Читать книгу Sieben Raben - Mika M. Krüger - Страница 11
Kapitel 8: Rückkehr
ОглавлениеTschechoslowakei, Dezember 20 Jahre zuvor
Auf dem Weg zurück zum Bauernhaus zitterte Krystof noch immer. Der süße Geschmack auf seinen Lippen war längst verflogen. Immer wieder knetete er unruhig seine Hände und versuchte, seine Fassung wiederzuerlangen. Sie hatten nur eine vage Gestalt gesehen. Nur einen Schatten oder etwas, was aussah, als verfolgte es sie, doch es hatte gereicht, um das Blut in seinen Adern gefrieren zu lassen.
Der Motor röhrte bedrohlich, denn Onkel Nemec fuhr schneller als bei der Hinfahrt.
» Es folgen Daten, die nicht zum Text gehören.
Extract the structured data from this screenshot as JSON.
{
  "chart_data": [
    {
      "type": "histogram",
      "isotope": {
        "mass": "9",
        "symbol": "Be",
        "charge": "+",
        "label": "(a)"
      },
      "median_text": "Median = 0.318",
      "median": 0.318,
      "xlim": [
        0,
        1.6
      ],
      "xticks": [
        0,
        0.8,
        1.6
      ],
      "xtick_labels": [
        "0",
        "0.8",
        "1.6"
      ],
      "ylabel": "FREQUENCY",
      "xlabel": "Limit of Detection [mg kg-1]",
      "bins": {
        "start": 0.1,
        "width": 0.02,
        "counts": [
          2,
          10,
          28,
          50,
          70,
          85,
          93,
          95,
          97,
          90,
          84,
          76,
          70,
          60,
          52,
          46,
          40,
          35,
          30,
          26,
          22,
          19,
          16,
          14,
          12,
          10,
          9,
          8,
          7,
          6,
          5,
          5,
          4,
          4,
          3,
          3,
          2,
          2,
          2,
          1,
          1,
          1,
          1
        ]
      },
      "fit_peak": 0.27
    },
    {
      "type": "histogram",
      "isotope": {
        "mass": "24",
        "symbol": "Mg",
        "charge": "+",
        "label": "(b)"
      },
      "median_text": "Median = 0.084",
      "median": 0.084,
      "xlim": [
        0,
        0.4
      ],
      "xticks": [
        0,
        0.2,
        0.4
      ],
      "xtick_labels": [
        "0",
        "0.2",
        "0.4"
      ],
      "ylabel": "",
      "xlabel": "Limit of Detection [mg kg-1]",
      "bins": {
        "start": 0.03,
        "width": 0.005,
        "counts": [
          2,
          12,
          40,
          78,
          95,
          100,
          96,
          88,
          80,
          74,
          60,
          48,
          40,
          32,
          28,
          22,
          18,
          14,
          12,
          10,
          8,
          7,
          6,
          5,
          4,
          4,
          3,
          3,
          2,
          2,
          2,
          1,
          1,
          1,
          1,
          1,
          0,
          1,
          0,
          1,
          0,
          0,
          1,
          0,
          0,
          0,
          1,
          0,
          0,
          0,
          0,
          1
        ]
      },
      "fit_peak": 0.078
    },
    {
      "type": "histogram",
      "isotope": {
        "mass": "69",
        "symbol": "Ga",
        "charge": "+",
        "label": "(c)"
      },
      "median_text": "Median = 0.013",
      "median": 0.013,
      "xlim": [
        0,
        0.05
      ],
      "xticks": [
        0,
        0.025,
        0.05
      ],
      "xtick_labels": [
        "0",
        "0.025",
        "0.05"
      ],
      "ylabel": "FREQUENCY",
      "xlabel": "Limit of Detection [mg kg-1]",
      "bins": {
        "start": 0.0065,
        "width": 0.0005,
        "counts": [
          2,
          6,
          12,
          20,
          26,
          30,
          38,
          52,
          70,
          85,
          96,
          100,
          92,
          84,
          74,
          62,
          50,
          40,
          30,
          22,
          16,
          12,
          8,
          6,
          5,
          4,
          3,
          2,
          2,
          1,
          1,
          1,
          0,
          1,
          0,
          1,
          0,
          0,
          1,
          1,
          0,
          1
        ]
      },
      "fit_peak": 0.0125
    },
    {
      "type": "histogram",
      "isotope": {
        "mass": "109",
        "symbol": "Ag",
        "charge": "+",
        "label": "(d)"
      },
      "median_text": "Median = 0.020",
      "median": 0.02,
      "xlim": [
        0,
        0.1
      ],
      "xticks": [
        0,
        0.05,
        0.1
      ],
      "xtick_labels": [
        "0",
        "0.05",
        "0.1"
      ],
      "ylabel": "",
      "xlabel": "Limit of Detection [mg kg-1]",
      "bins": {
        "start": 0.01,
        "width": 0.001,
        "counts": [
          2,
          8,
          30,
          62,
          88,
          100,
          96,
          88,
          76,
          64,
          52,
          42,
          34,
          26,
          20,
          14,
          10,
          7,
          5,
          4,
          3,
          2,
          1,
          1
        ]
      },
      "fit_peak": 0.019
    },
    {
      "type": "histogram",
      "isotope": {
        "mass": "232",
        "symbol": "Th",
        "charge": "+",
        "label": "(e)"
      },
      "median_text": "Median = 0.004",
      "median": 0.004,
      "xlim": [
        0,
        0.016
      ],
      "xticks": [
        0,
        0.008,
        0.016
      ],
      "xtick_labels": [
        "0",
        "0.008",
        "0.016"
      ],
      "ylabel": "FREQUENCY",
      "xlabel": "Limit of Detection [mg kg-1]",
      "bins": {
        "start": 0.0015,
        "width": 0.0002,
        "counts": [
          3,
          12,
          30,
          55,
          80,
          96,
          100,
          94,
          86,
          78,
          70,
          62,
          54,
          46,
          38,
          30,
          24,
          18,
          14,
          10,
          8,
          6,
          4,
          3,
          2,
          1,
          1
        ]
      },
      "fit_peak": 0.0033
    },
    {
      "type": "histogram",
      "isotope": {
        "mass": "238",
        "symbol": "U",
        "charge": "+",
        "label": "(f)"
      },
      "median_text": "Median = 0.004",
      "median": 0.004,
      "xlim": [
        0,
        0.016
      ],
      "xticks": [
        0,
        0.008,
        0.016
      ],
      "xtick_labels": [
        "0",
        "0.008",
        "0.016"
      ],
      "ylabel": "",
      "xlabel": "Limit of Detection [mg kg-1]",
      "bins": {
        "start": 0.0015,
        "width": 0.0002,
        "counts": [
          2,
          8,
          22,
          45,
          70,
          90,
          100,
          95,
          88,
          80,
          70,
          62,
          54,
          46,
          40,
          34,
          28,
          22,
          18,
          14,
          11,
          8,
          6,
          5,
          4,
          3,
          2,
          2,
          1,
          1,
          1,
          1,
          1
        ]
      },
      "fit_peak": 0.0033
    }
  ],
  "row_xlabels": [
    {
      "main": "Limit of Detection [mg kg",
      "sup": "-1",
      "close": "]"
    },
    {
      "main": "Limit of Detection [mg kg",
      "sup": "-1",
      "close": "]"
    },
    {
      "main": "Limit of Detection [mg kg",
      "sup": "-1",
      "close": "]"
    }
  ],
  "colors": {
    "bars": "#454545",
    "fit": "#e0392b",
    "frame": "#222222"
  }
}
Der Geschwindigkeitszeiger pendelte zwischen Hundert und Hundertzwanzig Kilometern pro Stunde. Die Schlaglöcher in der schlecht ausgebauten Straße fühlten sich nun an wie metertiefe Gräben. Die Kurven nahmen sie schnell. Krystof wagte es nicht, Einsprüche zu erheben.
So fuhren sie durch die Winterlandschaft, bis Onkel Nemec plötzlich anhielt. Für einen Augenblick starrte er in die Ferne und dann schluchzte er. Tränen rannen ihm über die Wangen. Mit dem Handrücken wischte er sie aus dem Gesicht.
»Lass es nicht sie gewesen sein«, murmelte er und legte den Kopf aufs Lenkrad. »Bitte, nur dieses eine Mal.« Dabei schluchzte er immer wieder.
Krystof saß wie versteinert neben seinem Onkel und wusste nicht, was er tun sollte. Ihm war selbst zum Heulen zu Mute, doch die Kälte hielt ihn ab.
Nach einer Weile, als Onkel Nemecs Schluchzen leiser geworden war und die Stille zurückkehrte, meinte Krystof: »Wir müssen nach Hause.«
Onkel Nemec sah auf, seine Augen waren verquollen und dunkel gerändert. »Es tut mir so leid Krystof«, sagte er und blickte ihn stumm an. Womöglich wartete er auf eine Reaktion, doch Krystof fielen nicht die richtigen Worte ein. Er wollte nur zurück in die Geborgenheit des Bauernhauses.
Und irgendwann startete Onkel Nemec den Wagen. Sie legten in ruhigerem Tempo den restlichen Weg zurück.
Als das Bauernhaus in Sichtweite kam, war Krystof unendlich erleichtert. Das Haus war umgeben von einem Wald. Im schwachen Licht des abendlichen Winterhimmels war es nur undeutlich zu erkennen, doch durch die Fenster drang Kerzenschein und Qualm stieg aus dem Schornstein auf. Es war so unwahrscheinlich ruhig an diesem vergessenen Ort.
Schon aus einiger Entfernung sahen sie am Straßenrand eine Silhouette stehen. Es war Tante Nemec. Sie entdeckte den Wagen sofort und lief ihnen entgegen. Ihr Gesicht war von Sorge gezeichnet.
»Ist alles gut gegangen?«, fragte sie, als Onkel Nemec auf dem Hof geparkt hatte.
»Wir konnten keine Medikamente kaufen, weil wir etwas spät dran waren, aber sonst war alles in Ordnung.« Onkel Nemec rang sich ein Lächeln ab. Nur Krystof erkannte die Bitterkeit darin. Auch wenn ihn das Lügen störte, war ihm klar, dass jede Erwähnung der echten Vorfälle die Tante in Angst und Schrecken versetzt hätte. Manche Wahrheiten blieben besser hinter Schloss und Riegel, das hatte er früh gelernt.